The princes, who were 15 and 12 when their mother died in a Paris car crash in 1997, told filmmakers they “quickly got off the phone with their mother” as they wanted to return to playing with their cousins.
“Harry and I were in a desperate rush to say goodbye, you know, ‘See you later’… If I’d known now obviously what was going to happen, I wouldn’t have been so blasé about it and everything,” Prince William said. “But the phone call sticks in my mind, quite heavily.”
Harry added: “Looking back on it now, it’s incredibly hard. I’ll have to deal with that for the rest of my life.

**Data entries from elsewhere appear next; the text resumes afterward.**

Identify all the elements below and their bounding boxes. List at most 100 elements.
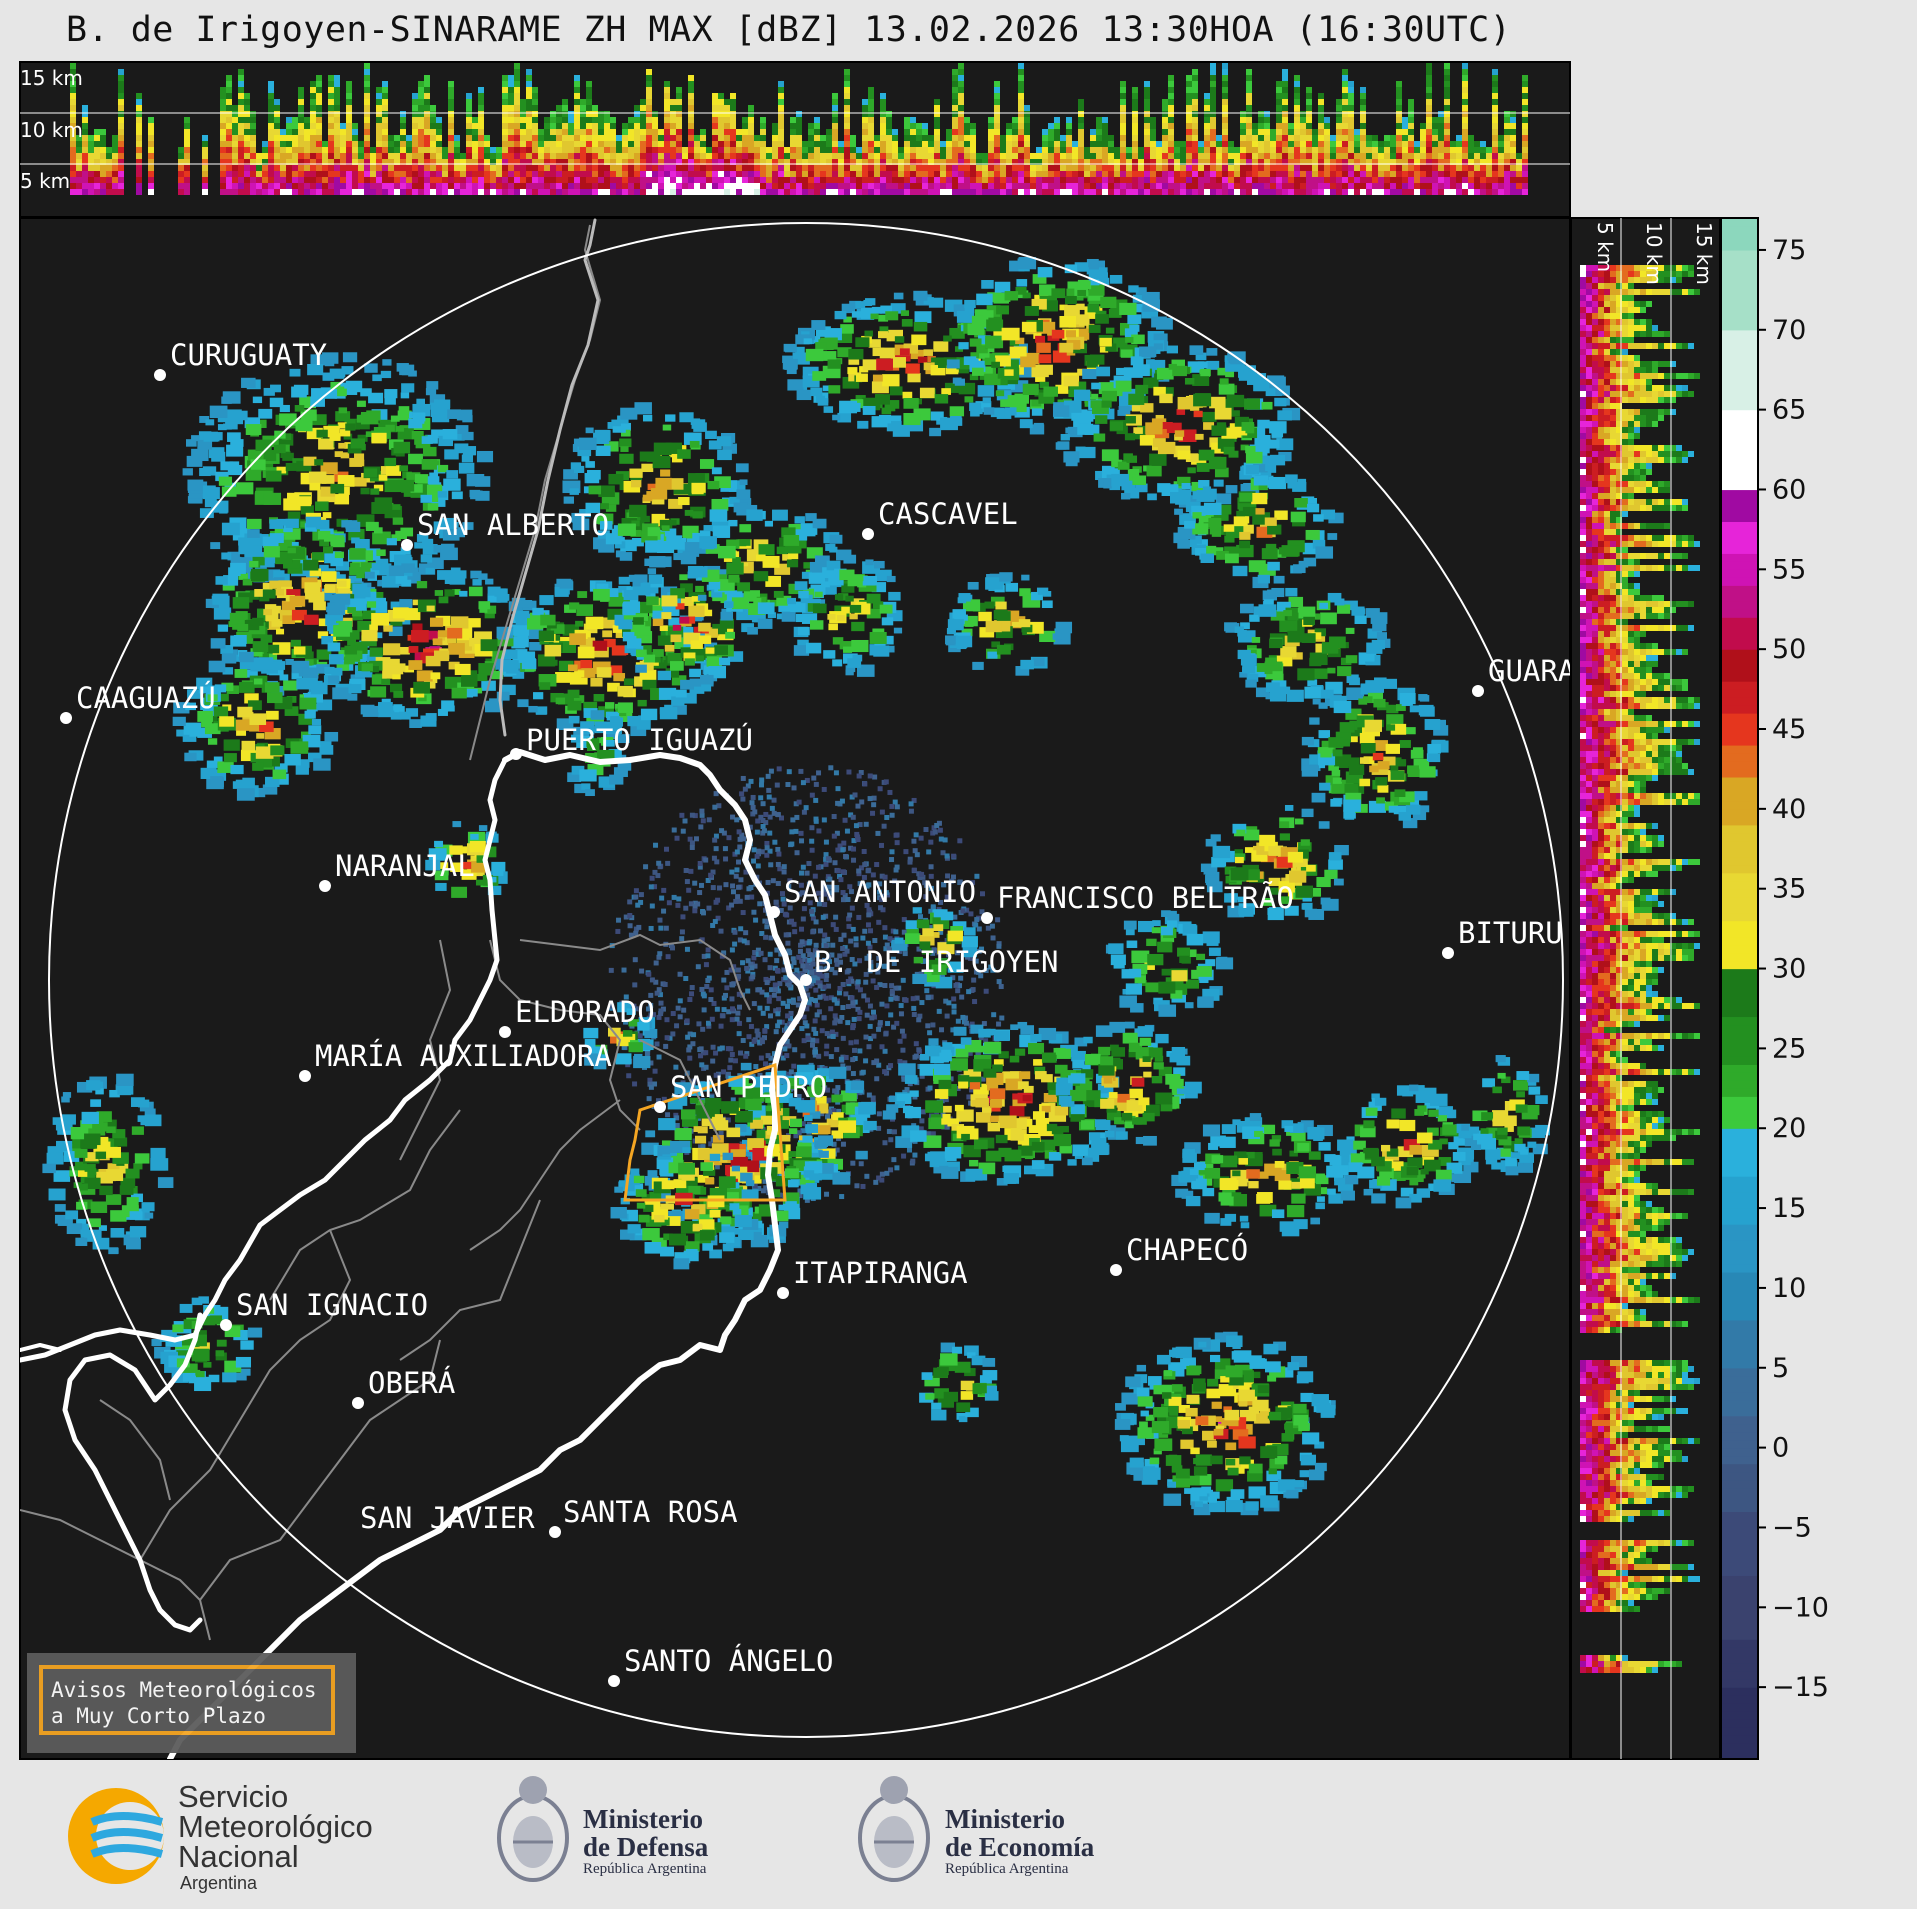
city-dot-caaguazu [60, 712, 72, 724]
city-label-maria-auxiliadora: MARÍA AUXILIADORA [315, 1039, 612, 1073]
warning-legend-frame: Avisos Meteorológicos a Muy Corto Plazo [39, 1665, 335, 1735]
city-label-eldorado: ELDORADO [515, 995, 655, 1029]
colorbar-tick-label: 15 [1772, 1193, 1806, 1224]
city-dot-b-de-irigoyen [800, 974, 812, 986]
economia-logo-text: Ministerio de Economía República Argenti… [945, 1805, 1094, 1878]
top-alt-label-10: 10 km [20, 118, 83, 142]
side-alt-label-5: 5 km [1593, 222, 1617, 272]
city-dot-san-antonio [768, 906, 780, 918]
defensa-sub: República Argentina [583, 1861, 707, 1877]
map-title: B. de Irigoyen-SINARAME ZH MAX [dBZ] 13.… [66, 10, 1512, 50]
colorbar-tick-label: 70 [1772, 315, 1806, 346]
defensa-logo-text: Ministerio de Defensa República Argentin… [583, 1805, 708, 1878]
city-dot-guara [1472, 685, 1484, 697]
city-dot-san-pedro [654, 1101, 666, 1113]
colorbar-tick-label: 40 [1772, 794, 1806, 825]
city-label-b-de-irigoyen: B. DE IRIGOYEN [814, 945, 1058, 979]
city-dot-naranjal [319, 880, 331, 892]
city-label-san-antonio: SAN ANTONIO [784, 875, 976, 909]
top-profile-panel: 15 km 10 km 5 km [19, 61, 1571, 218]
colorbar-tick-label: 35 [1772, 874, 1806, 905]
city-markers: CURUGUATY SAN ALBERTO CASCAVEL CAAGUAZÚ … [60, 338, 1575, 1687]
warning-legend-line2: a Muy Corto Plazo [51, 1704, 266, 1728]
city-dot-san-ignacio [220, 1319, 232, 1331]
top-alt-label-15: 15 km [20, 66, 83, 90]
defensa-line2: de Defensa [583, 1832, 709, 1862]
warning-polygon [623, 1062, 787, 1202]
city-dot-santo-angelo [608, 1675, 620, 1687]
city-label-cascavel: CASCAVEL [878, 497, 1018, 531]
economia-emblem [858, 1776, 930, 1882]
city-dot-cascavel [862, 528, 874, 540]
radar-map-panel: CURUGUATY SAN ALBERTO CASCAVEL CAAGUAZÚ … [19, 217, 1575, 1760]
reflectivity-echoes [42, 257, 1550, 1516]
colorbar-tick-label: 20 [1772, 1113, 1806, 1144]
city-dot-bituru [1442, 947, 1454, 959]
city-label-obera: OBERÁ [368, 1366, 455, 1400]
colorbar-tick-label: 65 [1772, 395, 1806, 426]
colorbar-tick-label: 75 [1772, 235, 1806, 266]
economia-sub: República Argentina [945, 1861, 1069, 1877]
top-profile-echoes [70, 63, 1528, 195]
city-label-curuguaty: CURUGUATY [170, 338, 327, 372]
warning-legend-line1: Avisos Meteorológicos [51, 1678, 317, 1702]
colorbar-tick-label: 55 [1772, 554, 1806, 585]
side-profile-echoes [1580, 265, 1700, 1673]
economia-line2: de Economía [945, 1832, 1095, 1862]
city-label-guara: GUARA [1488, 654, 1575, 688]
city-label-san-alberto: SAN ALBERTO [417, 508, 609, 542]
smn-line3: Nacional [178, 1839, 299, 1874]
city-label-san-javier: SAN JAVIER [360, 1501, 535, 1535]
city-dot-francisco-beltrao [981, 912, 993, 924]
city-dot-obera [352, 1397, 364, 1409]
smn-line2: Meteorológico [178, 1809, 373, 1844]
side-alt-label-15: 15 km [1692, 222, 1716, 285]
defensa-line1: Ministerio [583, 1804, 703, 1834]
city-dot-chapeco [1110, 1264, 1122, 1276]
colorbar-tick-label: 60 [1772, 474, 1806, 505]
smn-line1: Servicio [178, 1779, 289, 1814]
city-dot-puerto-iguazu [510, 748, 522, 760]
colorbar-tick-label: 0 [1772, 1433, 1789, 1464]
colorbar-tick-label: 30 [1772, 954, 1806, 985]
city-label-san-pedro: SAN PEDRO [670, 1070, 827, 1104]
city-dot-san-alberto [401, 539, 413, 551]
city-label-santo-angelo: SANTO ÁNGELO [624, 1644, 834, 1678]
side-alt-label-10: 10 km [1642, 222, 1666, 285]
city-label-caaguazu: CAAGUAZÚ [76, 681, 216, 715]
city-dot-maria-auxiliadora [299, 1070, 311, 1082]
province-boundaries [20, 224, 751, 1641]
colorbar-tick-label: 25 [1772, 1033, 1806, 1064]
economia-line1: Ministerio [945, 1804, 1065, 1834]
colorbar-segments [1721, 218, 1758, 1760]
city-label-san-ignacio: SAN IGNACIO [236, 1288, 428, 1322]
colorbar-tick-label: −15 [1772, 1672, 1829, 1703]
city-dot-itapiranga [777, 1287, 789, 1299]
colorbar-tick-label: −10 [1772, 1592, 1829, 1623]
city-label-puerto-iguazu: PUERTO IGUAZÚ [526, 723, 753, 757]
smn-sub: Argentina [180, 1873, 258, 1893]
radar-range-ring [48, 222, 1564, 1738]
city-label-chapeco: CHAPECÓ [1126, 1233, 1248, 1267]
colorbar-tick-label: 5 [1772, 1353, 1789, 1384]
city-label-itapiranga: ITAPIRANGA [793, 1256, 968, 1290]
city-label-bituru: BITURU [1458, 916, 1563, 950]
defensa-emblem [497, 1776, 569, 1882]
city-label-santa-rosa: SANTA ROSA [563, 1495, 738, 1529]
smn-logo-text: Servicio Meteorológico Nacional Argentin… [178, 1779, 373, 1894]
city-dot-curuguaty [154, 369, 166, 381]
side-profile-panel: 5 km 10 km 15 km [1570, 217, 1721, 1760]
colorbar-tick-label: 50 [1772, 634, 1806, 665]
smn-logo [68, 1788, 164, 1884]
city-dot-eldorado [499, 1026, 511, 1038]
top-alt-label-5: 5 km [20, 169, 70, 193]
colorbar-tick-label: 10 [1772, 1273, 1806, 1304]
city-label-naranjal: NARANJAL [335, 849, 475, 883]
colorbar-tick-label: 45 [1772, 714, 1806, 745]
colorbar-tick-label: −5 [1772, 1512, 1812, 1543]
city-label-francisco-beltrao: FRANCISCO BELTRÃO [997, 881, 1294, 915]
warning-legend-box[interactable]: Avisos Meteorológicos a Muy Corto Plazo [27, 1653, 356, 1753]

“Not knowing that was the last time I was going to speak to my mum. How differently that conversation would have panned out if I’d had even the slightest inkling her life was going to be taken that night.”
Excerpts of the ITV documentary Diana, Our Mother: Her Life and Legacy, will air in Britain this week. The documentary itself chronicles Diana’s charitable dedication, including her history outreach to AIDs victims and campaign to ban land mines.
It’s the fun-loving side, however, that both Prince Williams and Prince Harry wish the public saw. “Our mother was a total kid through and through,” they said.
“When everybody says to me, ‘So she was fun, give us an example’, all I can hear is her laugh in my head.”
Prince William also added that he frequently tells his children, Prince George and Princess Charlotte, about Diana. “She’d be a lovely grandmother. She’d absolutely love it, she’d love the children to bits,” he added.
Prince Harry added that the documentary was one of the first times both he and his brother had spoken out about Princess Diana as a mother. “Arguable, probably, it was a little bit too raw up until this point. It’s still raw.”